Raus aus der Resignation: Lebensfreude trotz chronischer Krankheit

Ein Drittel der Bevölkerung in Deutschland gilt als chronisch krank. Die Betroffenen tragen als Dauerpatienten das Los, auf unbestimmte Zeit, vielleicht sogar für immer auf ärztliche Hilfe angewiesen zu sein. Zugleich schlägt dem Begriff »chronisch« Skepsis entgegen: Werden Krankheiten manchmal vorschnell zu bleibenden gestempelt? Ist an ihrem Beharren möglicherweise schuld, dass sie unzulänglich behandelt, ihre Ursachen übersehen wurden? lebensart gibt Orientierung in einer vielschichtigen Materie.

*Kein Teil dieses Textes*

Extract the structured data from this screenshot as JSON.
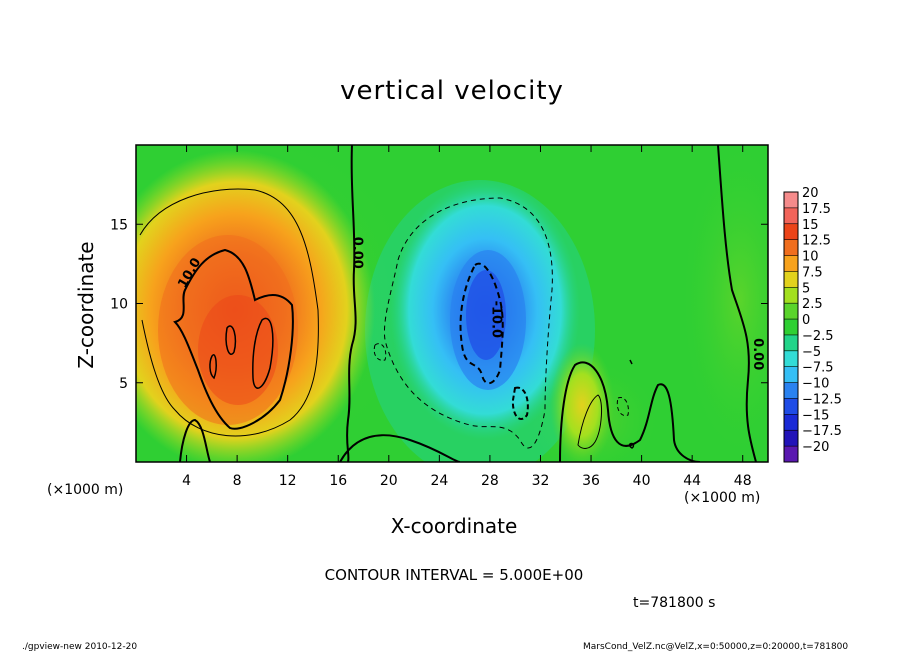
{
  "chart_data": {
    "type": "heatmap",
    "title": "vertical velocity",
    "xlabel": "X-coordinate",
    "ylabel": "Z-coordinate",
    "x_unit_label": "(×1000 m)",
    "y_unit_label": "(×1000 m)",
    "xlim": [
      0,
      50
    ],
    "ylim": [
      0,
      20
    ],
    "x_ticks": [
      4,
      8,
      12,
      16,
      20,
      24,
      28,
      32,
      36,
      40,
      44,
      48
    ],
    "y_ticks": [
      5,
      10,
      15
    ],
    "colorbar": {
      "levels": [
        "20",
        "17.5",
        "15",
        "12.5",
        "10",
        "7.5",
        "5",
        "2.5",
        "0",
        "−2.5",
        "−5",
        "−7.5",
        "−10",
        "−12.5",
        "−15",
        "−17.5",
        "−20"
      ],
      "colors": [
        "#f58b8b",
        "#f2645a",
        "#ec4419",
        "#f06e1e",
        "#f7a21c",
        "#e2d21d",
        "#a3e01f",
        "#5ad42b",
        "#2fcf33",
        "#22d489",
        "#33dcd6",
        "#35bff5",
        "#2a82f0",
        "#1f4ce6",
        "#1a2ad6",
        "#2213b8",
        "#5a18b0"
      ]
    },
    "features": [
      {
        "kind": "updraft",
        "center": [
          8,
          8
        ],
        "peak": 14
      },
      {
        "kind": "updraft",
        "center": [
          36,
          3
        ],
        "peak": 5
      },
      {
        "kind": "downdraft",
        "center": [
          27.5,
          8
        ],
        "peak": -13
      }
    ],
    "contour_labels": [
      {
        "text": "10.0",
        "x": 4.5,
        "y": 11.8
      },
      {
        "text": "0.00",
        "x": 17.2,
        "y": 13.2
      },
      {
        "text": "-10.0",
        "x": 28.2,
        "y": 9.0
      },
      {
        "text": "0.00",
        "x": 48.9,
        "y": 6.8
      }
    ],
    "contour_interval_text": "CONTOUR INTERVAL = 5.000E+00",
    "time_text": "t=781800  s"
  },
  "footer": {
    "left": "./gpview-new   2010-12-20",
    "right": "MarsCond_VelZ.nc@VelZ,x=0:50000,z=0:20000,t=781800"
  }
}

Arterienverkalkung, Arthrose, Demenz, Diabetes, Migräne, Rückenschmerzen, Tinnitus – die Liste der Krankheiten, denen das Attribut »chronisch« anhaftet, ließe sich mühelos fortsetzen. Ihnen allen gemeinsam ist, dass weder die Selbstheilungskräfte noch ärztliche Behandlung Beschwerdefreiheit herbeiführen, bestenfalls hin und wieder Linderung verschaffen. Tritt binnen einer Frist von drei, maximal sechs Monaten (sogenannte Akutphase) keine Besserung ein, machen Ärzte ihren Patienten wenig Hoffnung auf Heilung. Doch eine Krankheit als chronisch einzustufen ist »an sich nur eine Zeitbestimmung« – als Namensgeber stand Chronos, der griechische Gott der Zeit, Pate –, »nicht eine Wertbestimmung des Ausgangs oder der Heilbarkeit«, stellte der Berliner Medizinprofessor Adolf Gottstein (1857–1941) schon vor 90 Jahren richtig. Im Unterschied zu einer akuten, vorübergehenden Krankheitsepisode dauert der chronische Zustand an, erweist sich als langwierig, mal mit permanenten, mal mit phasenhaft wiederkehrenden Symptomen (»Schüben«). Doch muss dies unweigerlich »unheilbar« oder »austherapiert« bedeuten? Beschreiben solch düstere Nebenbedeutungen tatsächlich die Realität chronischer Krankheit oder stürzen sie zu Unrecht in Resignation?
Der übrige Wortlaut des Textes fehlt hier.